Seriously: you've spent a lot of this email indulging in the paranoid
fantasy that Philippe controls the board (he doesn't. One way you can tell
is that they don't wear sweaters literally everywhere :p).
If we're asking questions we've already seemingly made our minds up about,
and prefacing them with lots of grumping, let me get in on this - exactly
what response do you expect? How do you think your claim of a Philippe
Occupied Government enhances the utility of your message and the value a
reader takes from it?
On Sunday, 12 April 2015, Trillium Corsage <trillium2014(a)yandex.com> wrote:
I'm writing to get an answer (from anybody at the
WMF) on the status of
the WMF's policy access to private (i.e. IP, Browser, etc.) information.
Each day thousands of people edit Wikipedia and deserve to know what
measures, if any, are taken to avoid divulging to the wrong sort of people
this sensitive information about them.
On 25 April last year, the board of trustees approved, in a non-public and
scantily-documented meeting, a policy that accords Checkuser and Oversight
and other statuses to "community" members appointed by a community process
with essentially a mere two requirements: provide an email address, and
assert that you are 18 or over. Name, address, NOT required. Is this truly
an adequate way to protect the privacy interests of all those that edit
Wikipedia? Well, I don't think so, but my purpose right now is to try to
eliminate the ambiguity of what is actually occurring at this time.
One source of this ambiguity is the edit of the WMF's James Alexander (
on 6 June, in which he wrote: "This policy has been replaced by a new
[[m:Access to non public information policy|Access to non public
information policy]], which was approved by the Board of Trustees on 25
April 2014. However, this policy remains in force until the new processes
mandated by the new policy are put into place. A future announcement will
be made to those affected before the new policy goes in effect." It's now
the future (and after nine months, quite so), so what is the policy?

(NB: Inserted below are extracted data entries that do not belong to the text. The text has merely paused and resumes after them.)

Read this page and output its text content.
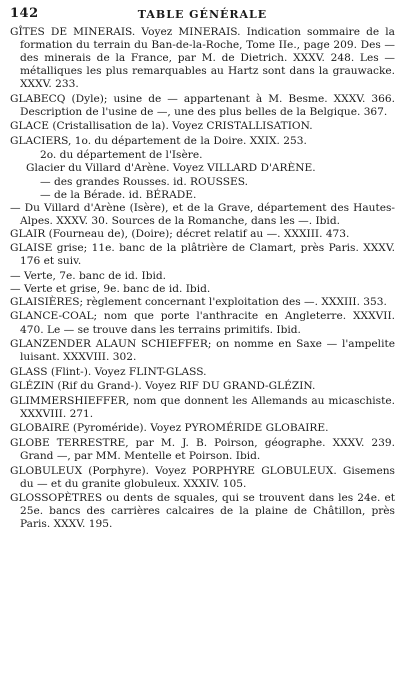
142	TABLE GÉNÉRALE

GÎTES DE MINERAIS. Voyez MINERAIS. Indication sommaire de la formation du terrain du Ban-de-la-Roche, Tome IIe., page 209. Des — des minerais de la France, par M. de Dietrich. XXXV. 248. Les — métalliques les plus remarquables au Hartz sont dans la grauwacke. XXXV. 233.

GLABECQ (Dyle); usine de — appartenant à M. Besme. XXXV. 366. Description de l'usine de —, une des plus belles de la Belgique. 367.

GLACE (Cristallisation de la). Voyez CRISTALLISATION.

GLACIERS, 1o. du département de la Doire. XXIX. 253.

2o. du département de l'Isère.

Glacier du Villard d'Arène. Voyez VILLARD D'ARÈNE.

— des grandes Rousses. id. ROUSSES.

— de la Bérade. id. BÉRADE.

— Du Villard d'Arène (Isère), et de la Grave, département des Hautes-Alpes. XXXV. 30. Sources de la Romanche, dans les —. Ibid.

GLAIR (Fourneau de), (Doire); décret relatif au —. XXXIII. 473.

GLAISE grise; 11e. banc de la plâtrière de Clamart, près Paris. XXXV. 176 et suiv.

— Verte, 7e. banc de id. Ibid.

— Verte et grise, 9e. banc de id. Ibid.

GLAISIÈRES; règlement concernant l'exploitation des —. XXXIII. 353.

GLANCE-COAL; nom que porte l'anthracite en Angleterre. XXXVII. 470. Le — se trouve dans les terrains primitifs. Ibid.

GLANZENDER ALAUN SCHIEFFER; on nomme en Saxe — l'ampelite luisant. XXXVIII. 302.

GLASS (Flint-). Voyez FLINT-GLASS.

GLÉZIN (Rif du Grand-). Voyez RIF DU GRAND-GLÉZIN.

GLIMMERSHIEFFER, nom que donnent les Allemands au micaschiste. XXXVIII. 271.

GLOBAIRE (Pyroméride). Voyez PYROMÉRIDE GLOBAIRE.

GLOBE TERRESTRE, par M. J. B. Poirson, géographe. XXXV. 239. Grand —, par MM. Mentelle et Poirson. Ibid.

GLOBULEUX (Porphyre). Voyez PORPHYRE GLOBULEUX. Gisemens du — et du granite globuleux. XXXIV. 105.

GLOSSOPÈTRES ou dents de squales, qui se trouvent dans les 24e. et 25e. bancs des carrières calcaires de la plaine de Châtillon, près Paris. XXXV. 195.
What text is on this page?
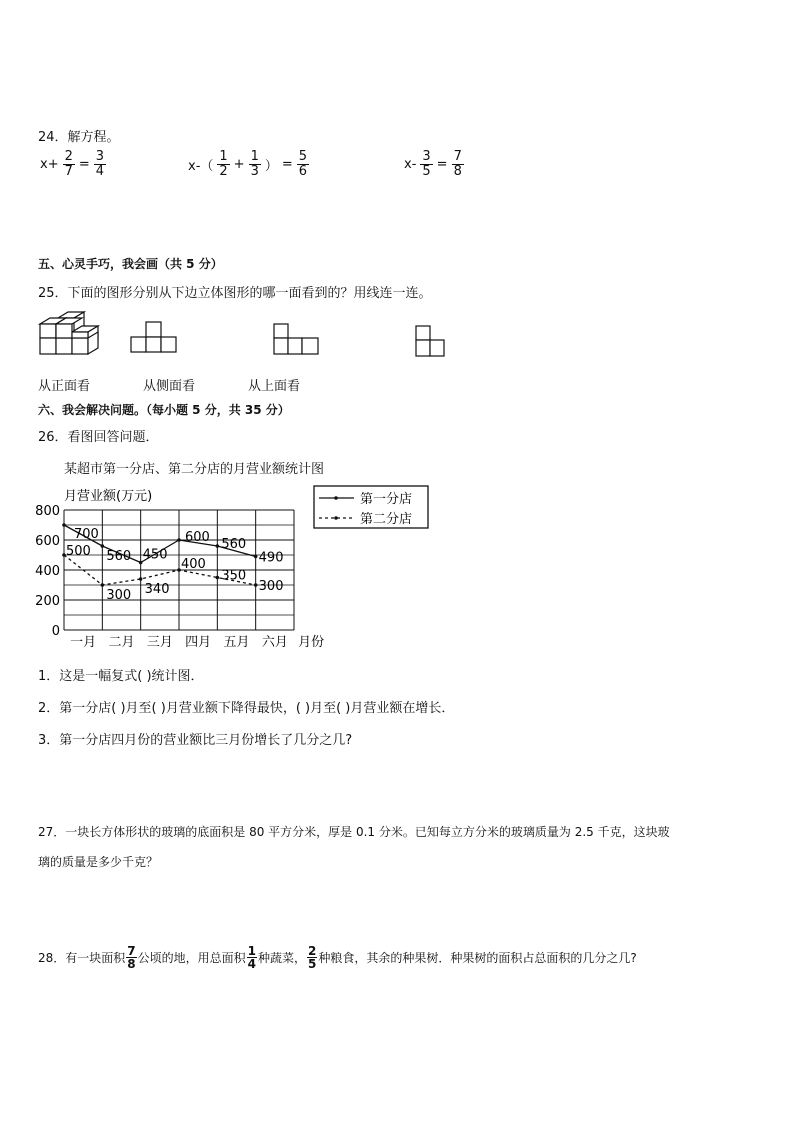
24．解方程。
$x+ \frac{2}{7} = \frac{3}{4}$	$x-( \frac{1}{2} + \frac{1}{3}$ ） = $\frac{5}{6}$	$x- \frac{3}{5} = \frac{7}{8}$
五、心灵手巧，我会画（共 5 分）
25．下面的图形分别从下边立体图形的哪一面看到的？用线连一连。
从正面看	从侧面看	从上面看
六、我会解决问题。（每小题 5 分，共 35 分）
26．看图回答问题．
某超市第一分店、第二分店的月营业额统计图
0
200
400
600
800
月营业额(万元)
一月 二月 三月 四月 五月 六月 月份
700
560 450
600 560
490
500
300 340
400
350
300
第一分店
第二分店
1．这是一幅复式( )统计图．
2．第一分店( )月至( )月营业额下降得最快，( )月至( )月营业额在增长．
3．第一分店四月份的营业额比三月份增长了几分之几?
27．一块长方体形状的玻璃的底面积是 80 平方分米，厚是 0.1 分米。已知每立方分米的玻璃质量为 2.5 千克，这块玻
璃的质量是多少千克？
28．有一块面积 $\frac{7}{8}$ 公顷的地，用总面积 $\frac{1}{4}$ 种蔬菜， $\frac{2}{5}$ 种粮食，其余的种果树．种果树的面积占总面积的几分之几?
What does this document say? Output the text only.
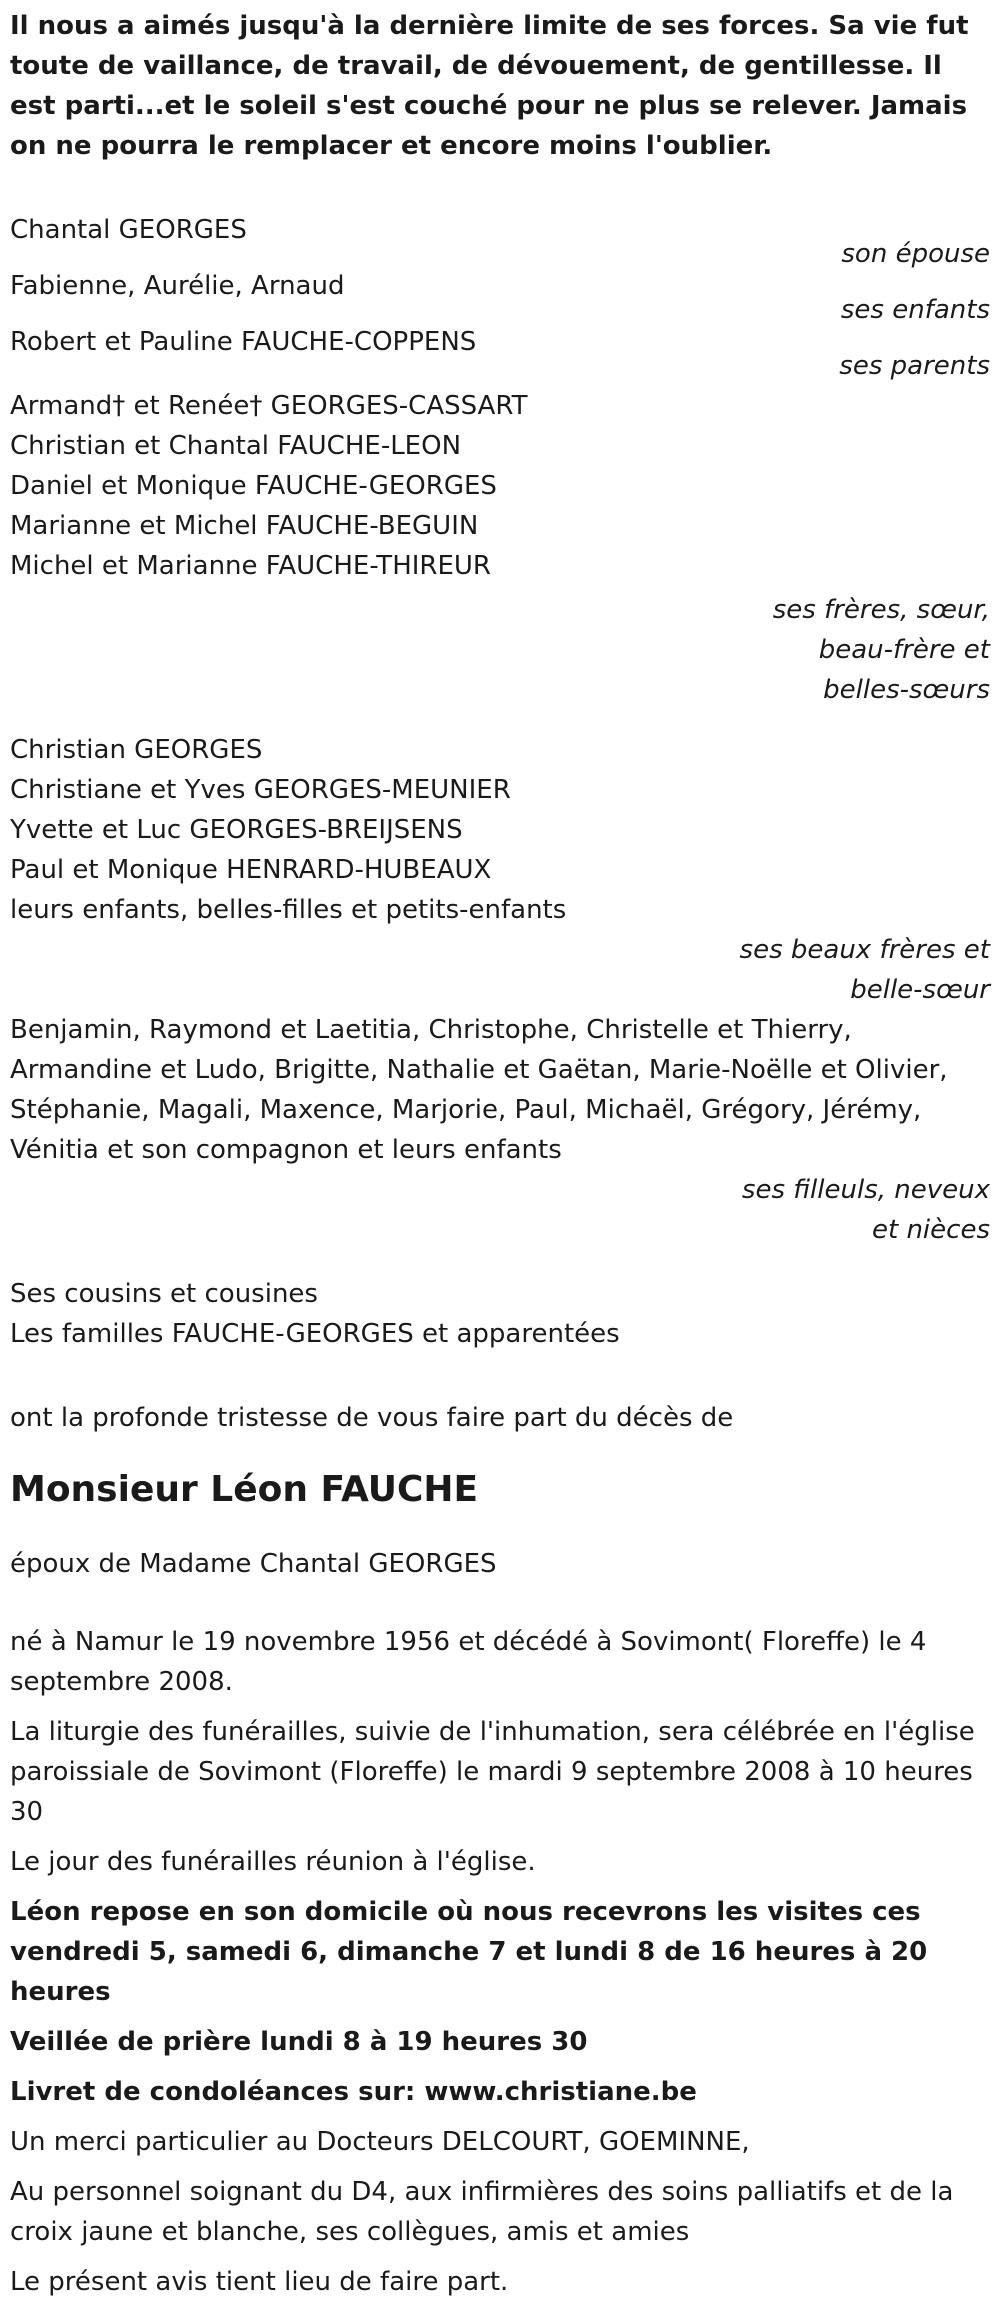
Il nous a aimés jusqu'à la dernière limite de ses forces. Sa vie fut toute de vaillance, de travail, de dévouement, de gentillesse. Il est parti...et le soleil s'est couché pour ne plus se relever. Jamais on ne pourra le remplacer et encore moins l'oublier.

Chantal GEORGES
son épouse
Fabienne, Aurélie, Arnaud
ses enfants
Robert et Pauline FAUCHE-COPPENS
ses parents
Armand† et Renée† GEORGES-CASSART
Christian et Chantal FAUCHE-LEON
Daniel et Monique FAUCHE-GEORGES
Marianne et Michel FAUCHE-BEGUIN
Michel et Marianne FAUCHE-THIREUR
ses frères, sœur,
beau-frère et
belles-sœurs
Christian GEORGES
Christiane et Yves GEORGES-MEUNIER
Yvette et Luc GEORGES-BREIJSENS
Paul et Monique HENRARD-HUBEAUX
leurs enfants, belles-filles et petits-enfants
ses beaux frères et
belle-sœur
Benjamin, Raymond et Laetitia, Christophe, Christelle et Thierry,
Armandine et Ludo, Brigitte, Nathalie et Gaëtan, Marie-Noëlle et Olivier,
Stéphanie, Magali, Maxence, Marjorie, Paul, Michaël, Grégory, Jérémy,
Vénitia et son compagnon et leurs enfants
ses filleuls, neveux
et nièces
Ses cousins et cousines
Les familles FAUCHE-GEORGES et apparentées

ont la profonde tristesse de vous faire part du décès de

Monsieur Léon FAUCHE

époux de Madame Chantal GEORGES

né à Namur le 19 novembre 1956 et décédé à Sovimont( Floreffe) le 4 septembre 2008.

La liturgie des funérailles, suivie de l'inhumation, sera célébrée en l'église paroissiale de Sovimont (Floreffe) le mardi 9 septembre 2008 à 10 heures 30

Le jour des funérailles réunion à l'église.

Léon repose en son domicile où nous recevrons les visites ces vendredi 5, samedi 6, dimanche 7 et lundi 8 de 16 heures à 20 heures

Veillée de prière lundi 8 à 19 heures 30

Livret de condoléances sur: www.christiane.be

Un merci particulier au Docteurs DELCOURT, GOEMINNE,

Au personnel soignant du D4, aux infirmières des soins palliatifs et de la croix jaune et blanche, ses collègues, amis et amies

Le présent avis tient lieu de faire part.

The old policy mandated that those seeking the accesses fax or secure
email a from of identification. Casual and rank-and-file Wikipedia editors
were repetitively told that the checkusers and oversighters etc. were
"identified to the WMF." This was incredibly misleading because the
practice of Philippe Beaudette was to shred and otherwise destroy the
identifications after marking the noticeboard. It is apparent to any
plain-spoken individual, I think, that you can't tell people that those
granted these accesses are "identified to the WMF" when you have shredded
the documents and all that is left (except in Mr. Beaudette's memory) is a
checkmark by a username on a noticeboard. It wasn't a semantic dodge
predicated on the definition of "identified," rather it was in my opinion a
smoke-screen. Mr. Beaudette felt loyalty to the privacy of the
administrators, and evidently none to the common editors whose IPs and so
forth he was exposing to them.
The immediately above is not necessarily a criticism of the old policy,
which taken at face value strongly implies that the WMF keeps the
identifications on file, on a secure computer, or in a physical safe. It's
rather that Mr. Beaudette operated for years in open defiance of the
policy. To his credit though, apparently he impelled the Board to rewrite
the policy in a manner corresponding to his actions.
BUT MY QUESTION NOW is: "What is the status of the policy?" For example
English Wikipedia just got three new checkusers: Bbb23, Callanecc, and Mike
V. What information were they required to provide? Proper documents, or
merely an email address and assertion that they are over 18?